From this week’s edition:
A series of hard fought, but unsuccessful, cases dominate this edition. The best of this bad bunch include the Six Circuit’s denial of relief in Ralph Baze, Jr. v. Parker holding the All Writs Act, despite the statutory right to counsel in clemency, does not mean federal courts have “the power to ensure acquisition of information against all outside obstacles.” The Third Circuit in Kelvin X. Morris v. Beard held the district court did not err in holding an evidentiary hearing on trial counsel’s representation of an alternate suspect but erred in granting relief. The Ohio Supreme Court in State v. Andre Williams held that just because a person condemned to death purportedly has severe intellectual disabilities and is without counsel does not justify filing a state post-conviction petition out of time. The California Supreme Court, on a more favorable note, held that the trial court erred, in Steven David Catlin v. Sup’r Court, in finding the Appellant’s motion for certain postconviction discovery untimely.
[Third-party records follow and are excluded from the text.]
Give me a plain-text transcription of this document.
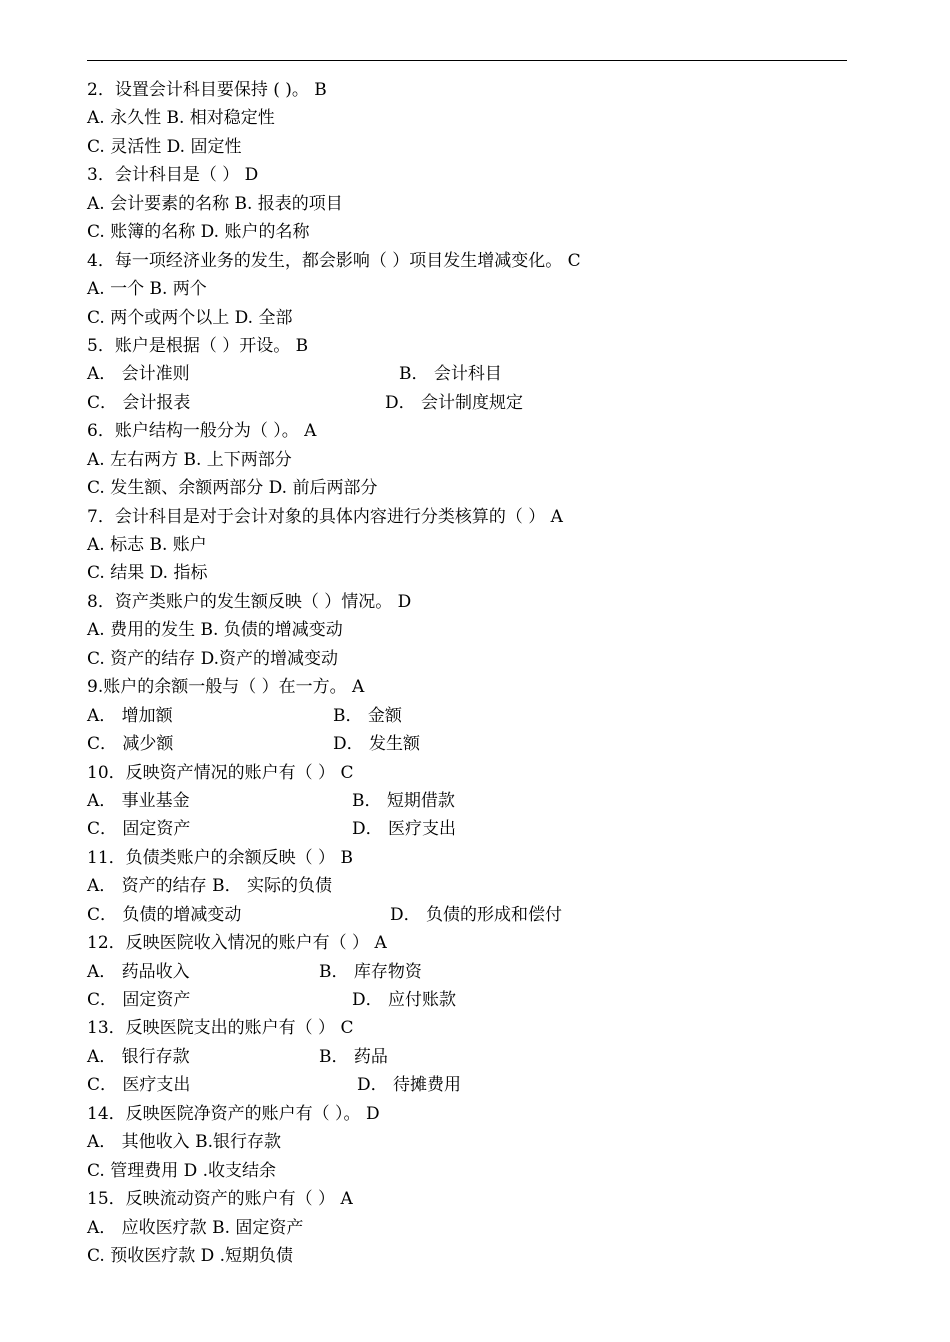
2．设置会计科目要保持 ( )。 B
A. 永久性 B. 相对稳定性
C. 灵活性 D. 固定性
3．会计科目是（ ） D
A. 会计要素的名称 B. 报表的项目
C. 账簿的名称 D. 账户的名称
4．每一项经济业务的发生，都会影响（ ）项目发生增减变化。 C
A. 一个 B. 两个
C. 两个或两个以上 D. 全部
5．账户是根据（ ）开设。 B
A． 会计准则	B． 会计科目
C． 会计报表	D． 会计制度规定
6．账户结构一般分为（ ）。 A
A. 左右两方 B. 上下两部分
C. 发生额、余额两部分 D. 前后两部分
7．会计科目是对于会计对象的具体内容进行分类核算的（ ） A
A. 标志 B. 账户
C. 结果 D. 指标
8．资产类账户的发生额反映（ ）情况。 D
A. 费用的发生 B. 负债的增减变动
C. 资产的结存 D.资产的增减变动
9.账户的余额一般与（ ）在一方。 A
A． 增加额	B． 金额
C． 减少额	D． 发生额
10．反映资产情况的账户有（ ） C
A． 事业基金	B． 短期借款
C． 固定资产	D． 医疗支出
11．负债类账户的余额反映（ ） B
A． 资产的结存 B． 实际的负债
C． 负债的增减变动	D． 负债的形成和偿付
12．反映医院收入情况的账户有（ ） A
A． 药品收入	B． 库存物资
C． 固定资产	D． 应付账款
13．反映医院支出的账户有（ ） C
A． 银行存款	B． 药品
C． 医疗支出	D． 待摊费用
14．反映医院净资产的账户有（ ）。 D
A． 其他收入 B.银行存款
C. 管理费用 D .收支结余
15．反映流动资产的账户有（ ） A
A． 应收医疗款 B. 固定资产
C. 预收医疗款 D .短期负债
A new study finds that the accuracy of drug- and explosives-sniffing dogs is affected by a human handlers’ beliefs, to even subtle (published in the January issue of the Journal Animal Cognition). The maker of pentobarbital has asked Ohio and Oklahoma not to use sedative for putting inmates to death. Lawyers in Washington recently sued the Food and Drug Administration on behalf of death-row prisoners, demanding that the federal courts prohibit importation and use of foreign stocks of sodium thiopental. NPR, ProPublica and PBS are looking at death investigations in a series entitiled Post Mortem: Death Investigation in America. In North Carolina a judge will consider whether race played a roll in sentencing two men to death row in light of the state’s Racial Justice Act of 2009. The Death Penalty Information Center [here] has added a mobile social media application for the iPhone, iPad, and iPod Touch. A recent study conducted by Professors Glenn Pierce and Michael Radelet published in the Louisiana Law Review showed that the odds of a death sentence in parts of Louisiana were 2.6 times higher for those charged with killing a white victim than for those charged with killing a black victim. Finally, the New York Times recently looked in depth at possible problems with “findings” of shaken baby syndrome.
Invariably half the list already knew this, however, Justia now apparently tracks all (or almost all) federal capital habeas appeals in the country at the Court of Appeals stage.